Buk hat sich sehr darüber gefreut, dass auch der orthodoxe Bischof seiner Diözese, Metropolit Jean Renneteau von Dubna, sich dieser Tage in einem offenen Brief „mit deutlichen Worten gegen den Krieg ausgesprochen hat“.

Mehr noch: Der in Paris residierende Bischof des zu Moskau gehörenden Erzbistums der russisch-orthodoxen Kirchen in Westeuropa hat in seinem offenen Brief den obersten Kirchenherrn der russisch-orthodoxen Kirche, Patriarch Kyrill I., aufgefordert, seine Stimme gegen „diesen abscheulichen und absurden Krieg“ zu erheben. So zitiert die Katholische Presseagentur Österreich den Bischof.

Die persönlichen Sorgen und Nöte

„Der Weg unserer Gemeinde ist der des Betens für den Frieden, aber auch der des sich gegenseitig Zuhörens“, betont Erzpriester Buk. Ukrainischstämmige wie russischstämmige Gemeindemitglieder berichteten aus ihrem ganz persönlichen Umfeld. Und von den ganz persönlichen Sorgen und Nöten, die Putins Krieg über sie gebracht hat.

„Wir hören uns zu, wir beten miteinander“: Orthodoxes Gemeindeleben in Balingen in Kriegszeiten

© Orthodoxe Gemeinde Balingen

Michael Buk ist seit vielen Jahren Pfarrer der orthodoxen Gemeinde Balingen.

Ob Flucht und Vertreibung auf ukrainischer Seite oder Sanktionen gegen Russland – „das Leid gerade der kleinen Leute, ist unermesslich“, sagt Pfarrer Buk. Man stehe den vor Kriegswirren flüchtenden Menschen mit Rat und Tat zur Seite. „Wir können beispielsweise auch Übersetzerdienste anbieten – ukrainisch wie russisch.“

„Es ist Putins Krieg“

Buk ist aber immer wieder einmal auch seelsorgerisch gefragt. So wie im Fall eines kleinen russischstämmigen Jungen „der mich anrief und fragte, warum der Westen seine Oma umbringe“. Hintergrund der Geschichte: Die Eltern des Jungen können seiner Großmutter kein Geld mehr nach Russland überweisen, das sie dringend für den Kauf lebensnotwendiger Medikamente braucht.

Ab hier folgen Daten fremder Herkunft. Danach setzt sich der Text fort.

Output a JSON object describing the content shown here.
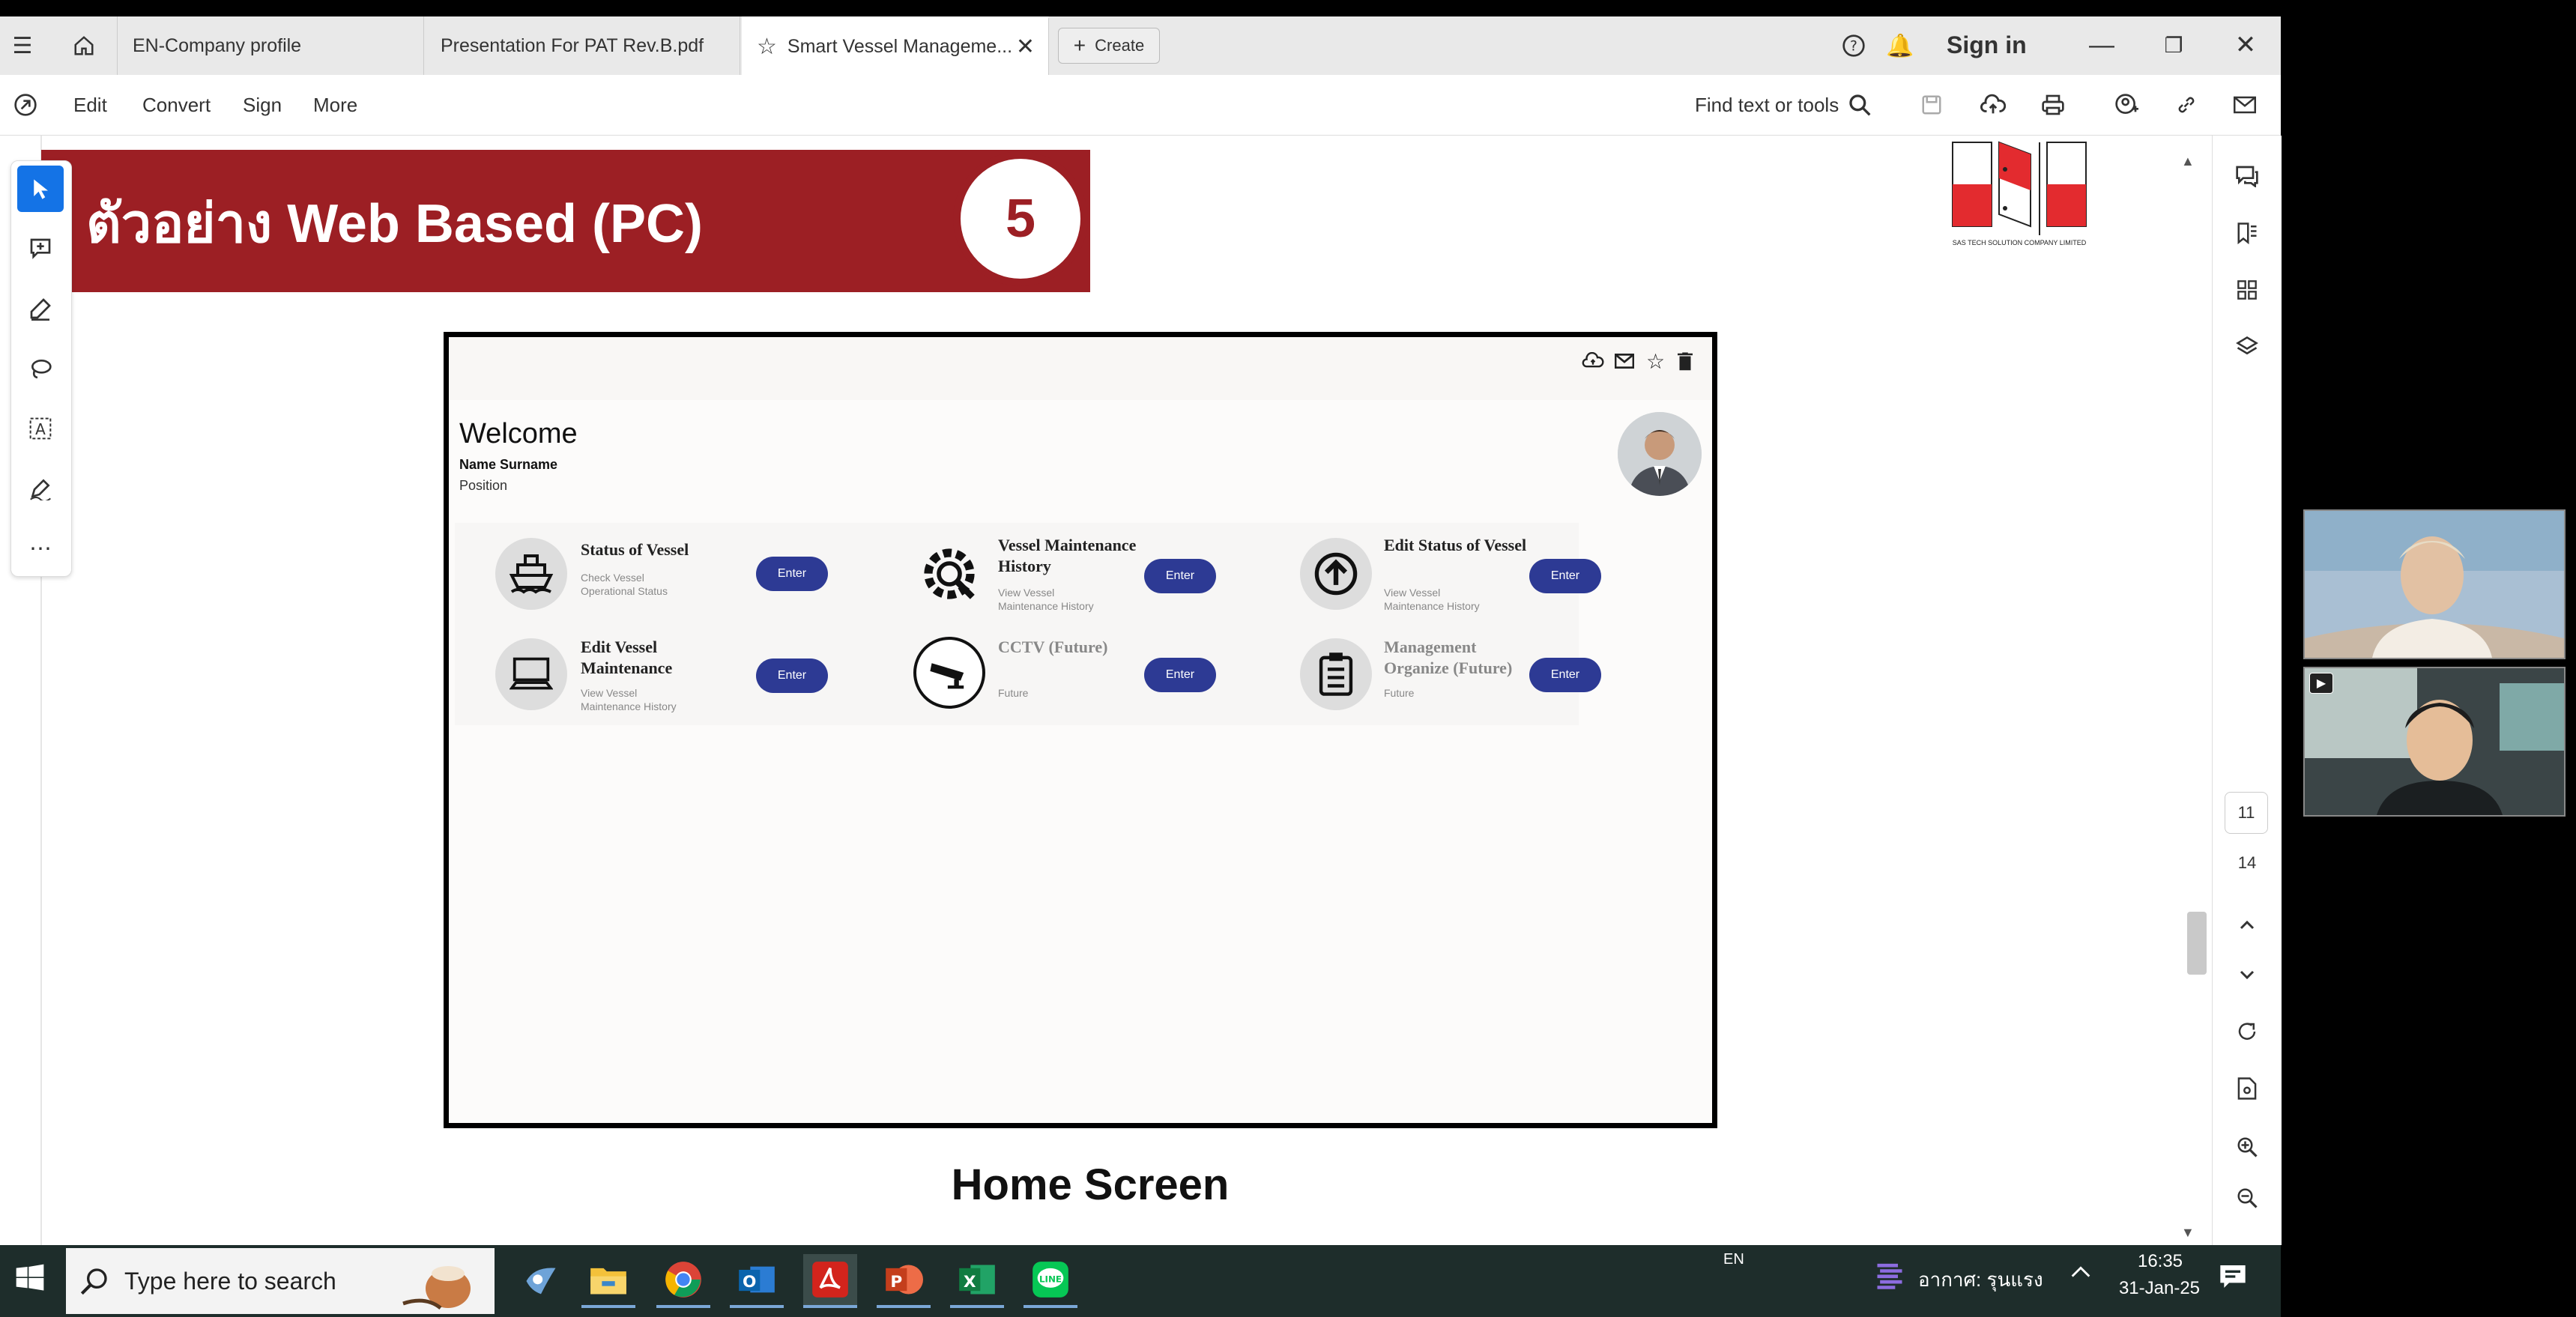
{
  "browser_tabs": [
    {
      "label": "EN-Company profile"
    },
    {
      "label": "Presentation For PAT Rev.B.pdf"
    },
    {
      "label": "Smart Vessel Manageme..."
    }
  ],
  "create_label": "Create",
  "signin_label": "Sign in",
  "menu": {
    "edit": "Edit",
    "convert": "Convert",
    "sign": "Sign",
    "more": "More"
  },
  "find_label": "Find text or tools",
  "page_nav": {
    "current": "11",
    "total": "14"
  },
  "slide": {
    "banner_title": "ตัวอย่าง Web Based (PC)",
    "slide_number": "5",
    "logo_caption": "SAS TECH SOLUTION COMPANY LIMITED",
    "caption": "Home Screen"
  },
  "mockup": {
    "welcome": "Welcome",
    "name": "Name Surname",
    "position": "Position",
    "enter_label": "Enter",
    "cards": [
      {
        "title": "Status of Vessel",
        "sub1": "Check Vessel",
        "sub2": "Operational Status",
        "icon": "ship-icon"
      },
      {
        "title": "Vessel Maintenance History",
        "sub1": "View Vessel",
        "sub2": "Maintenance History",
        "icon": "wrench-gear-icon"
      },
      {
        "title": "Edit Status of Vessel",
        "sub1": "View Vessel",
        "sub2": "Maintenance History",
        "icon": "upload-circle-icon"
      },
      {
        "title": "Edit Vessel Maintenance",
        "sub1": "View Vessel",
        "sub2": "Maintenance History",
        "icon": "computer-icon"
      },
      {
        "title": "CCTV (Future)",
        "sub1": "Future",
        "sub2": "",
        "icon": "cctv-icon"
      },
      {
        "title": "Management Organize (Future)",
        "sub1": "Future",
        "sub2": "",
        "icon": "clipboard-icon"
      }
    ]
  },
  "taskbar": {
    "search_placeholder": "Type here to search",
    "lang": "EN",
    "weather": "อากาศ: รุนแรง",
    "time": "16:35",
    "date": "31-Jan-25"
  },
  "colors": {
    "banner": "#9c1f24",
    "enter_button": "#2d3a94",
    "acrobat_blue": "#1473e6"
  }
}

„Wir müssen uns in solchen Situationen immer wieder klar machen: Es ist nicht der Krieg der Russen, es ist Wladimir Putins Krieg“, betont der Erzpriester. Er selbst habe nicht damit gerechnet, dass der russische Präsident tatsächlich über die Kriegsdrohungen gegen die Ukraine hinausgehen würde. Jetzt wiederum rechnet er damit, „dass dieser Krieg uns alle noch lange beschäftigen wird“.

Hintergrund

Die russisch-orthodoxe Gemeinde in Balingen gehört, wie erwähnt, zum Erzbistum der russisch-orthodoxen Kirchen in Westeuropa mit Sitz in Paris. Gründet wurde dieses Erzbistum einst – nach der russischen Revolution – im Jahr 1921 von russischen Emigranten und hatte seinen Sitz in Berlin.

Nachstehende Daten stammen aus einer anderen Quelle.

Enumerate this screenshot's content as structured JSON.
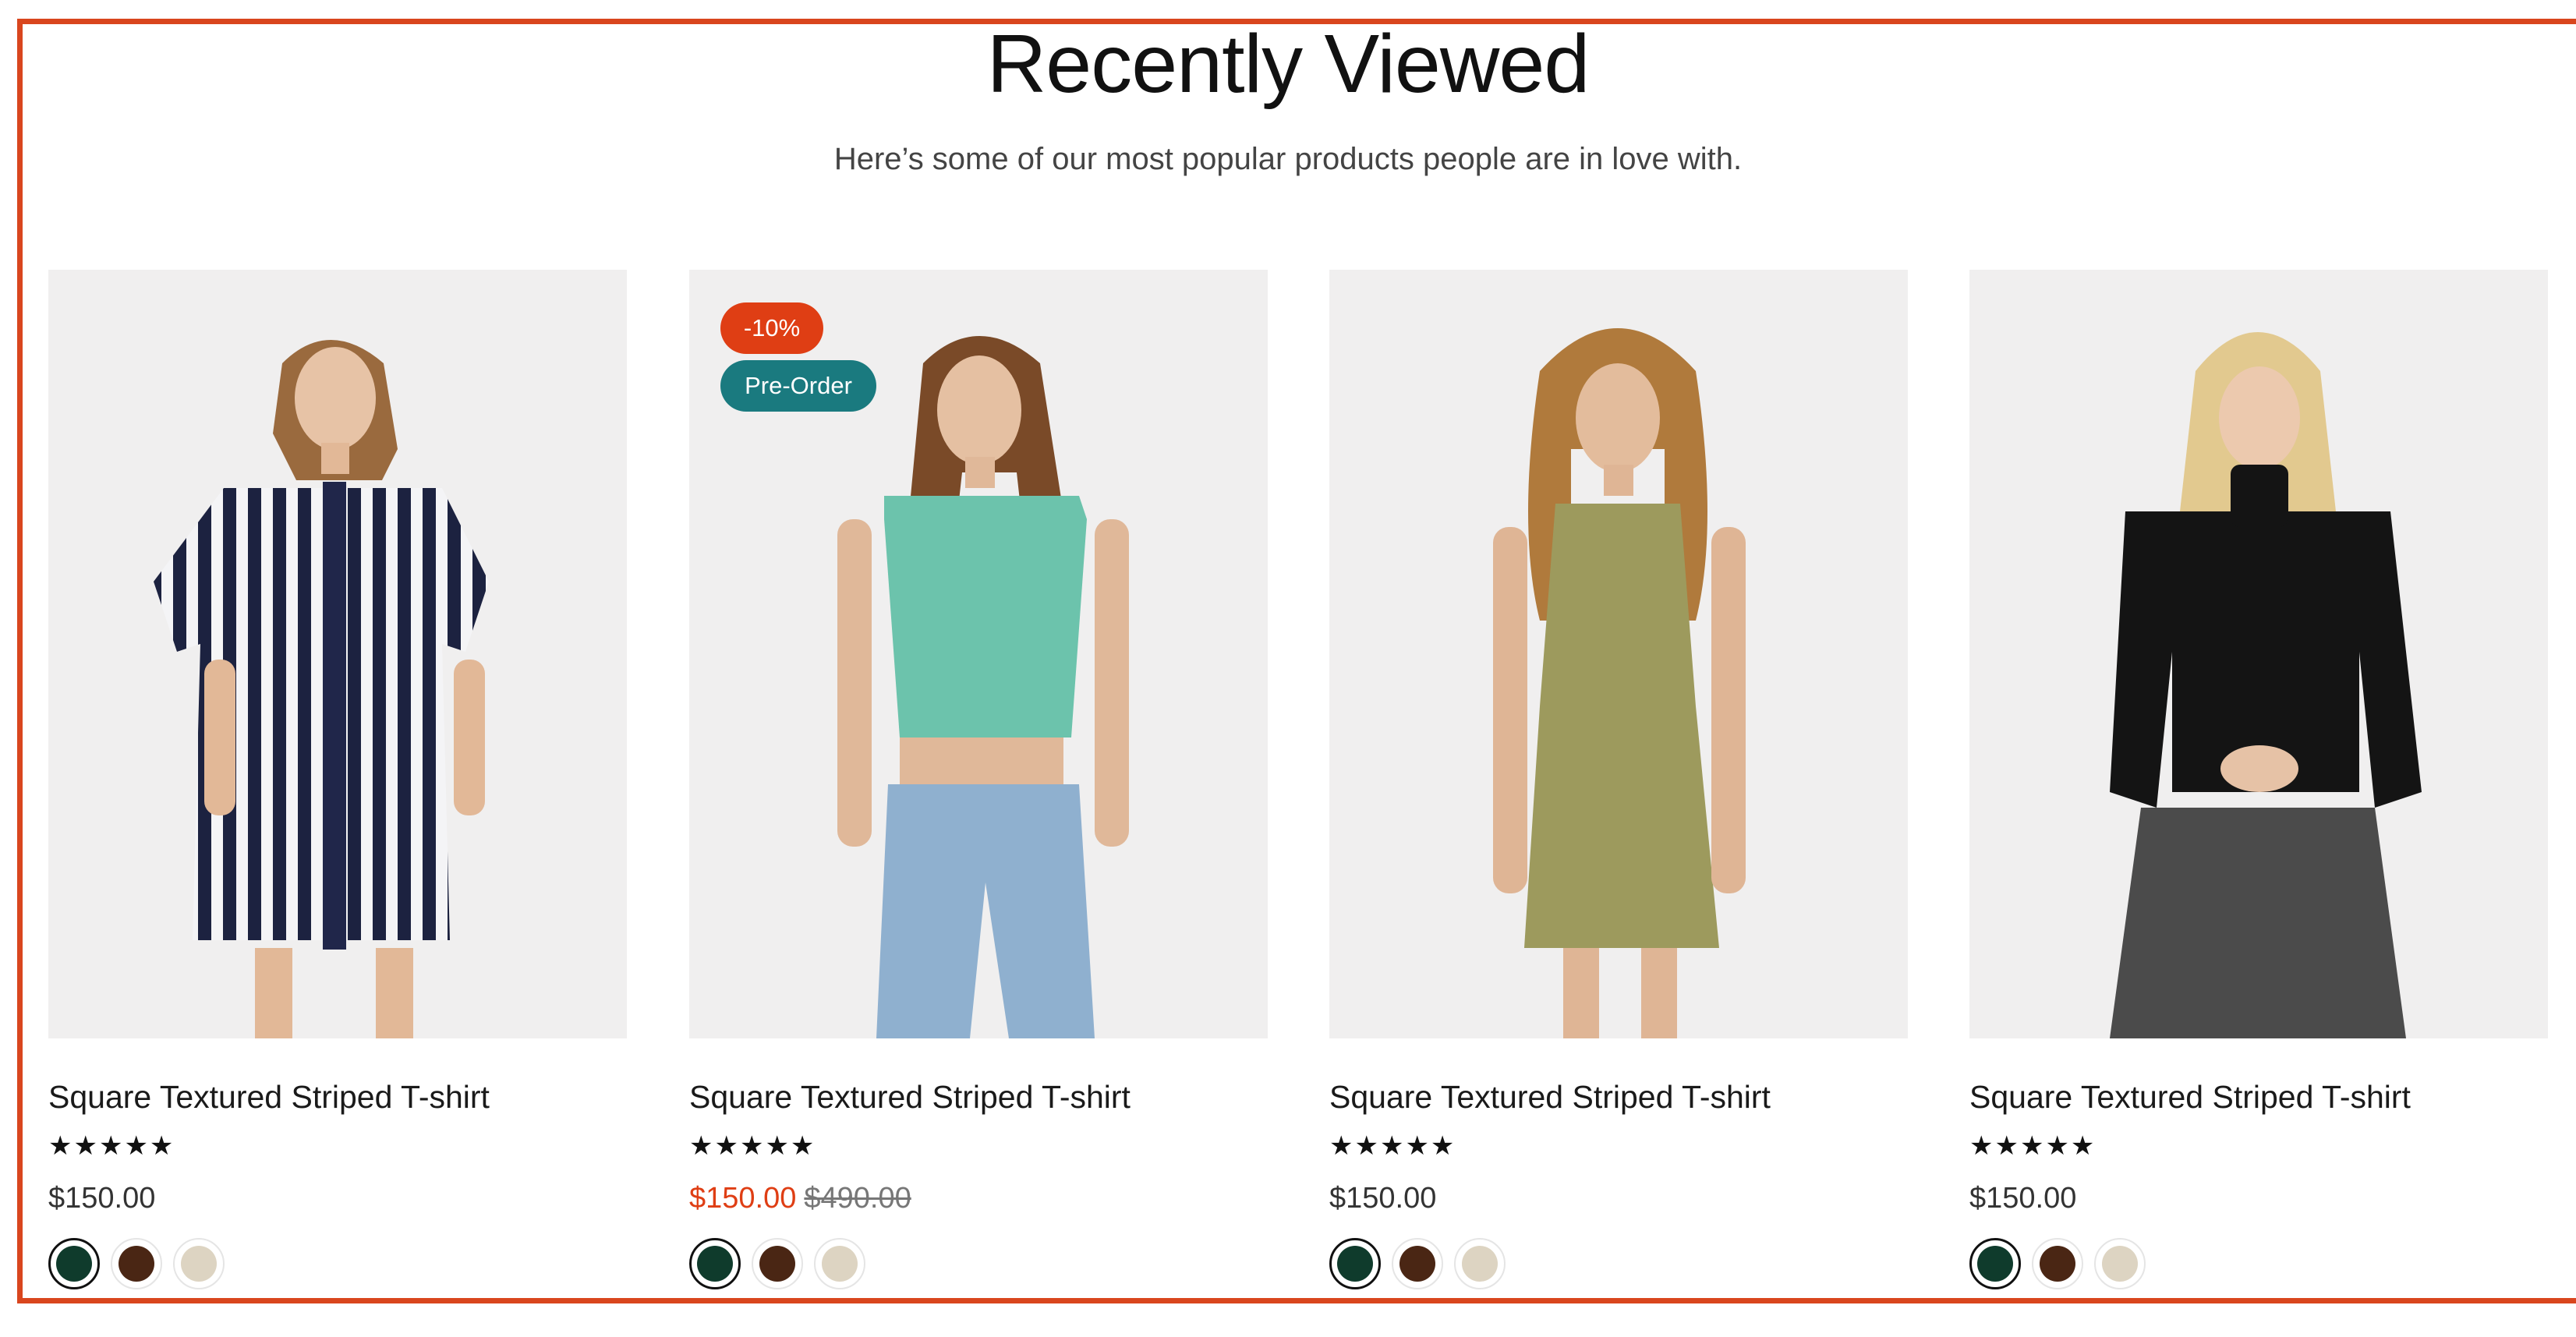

Da schon bald darauf immer mehr russische Emigranten nach Paris übersiedelten, wurde der Sitz des Erzbistums in die französische Hauptstadt verlegt.

Drei orthodoxe Diözesen

Heute gibt es drei russisch-orthodoxe Diözesen auf dem Gebiet der Bundesrepublik Deutschland. Wobei die hiesige Diözese eine Besonderheit darstellt. Deren Einzugsgebiet verläuft länderübergreifend in großen Teilen Westeuropas.

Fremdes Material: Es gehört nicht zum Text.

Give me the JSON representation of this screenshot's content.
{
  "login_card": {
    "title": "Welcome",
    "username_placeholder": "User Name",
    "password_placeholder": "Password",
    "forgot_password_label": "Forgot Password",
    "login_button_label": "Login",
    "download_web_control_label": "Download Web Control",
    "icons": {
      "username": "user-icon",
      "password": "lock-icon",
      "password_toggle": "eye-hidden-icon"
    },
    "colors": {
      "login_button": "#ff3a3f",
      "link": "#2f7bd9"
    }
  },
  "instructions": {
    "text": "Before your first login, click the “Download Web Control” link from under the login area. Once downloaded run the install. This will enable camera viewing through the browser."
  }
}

Die Gemeinde des Erzpriesters Michael Buk, der auch gleichzeitig Dekan für Deutschland ist, hat als einzige deutschsprachige Gemeinde seiner Kirche in der weiteren Umgebung rund 100 aktive Mitglieder von Nordbaden bis zum Bodensee.

Gottesdienst in Friedhofskirche

Die Gottesdienste feierte die Gemeinde vor der Corona-Pandemie ausschließlich im Balinger Siechenkirchle. Mit Beginn der Pandemie ermöglichte es Balingens evangelischer Dekan, Beatus Widmann, dass seine orthodoxen Glaubensbrüder- und -schwestern für ihre religiösen Feiern vorübergehend auch die Balinger Friedhofskirche nutzen können.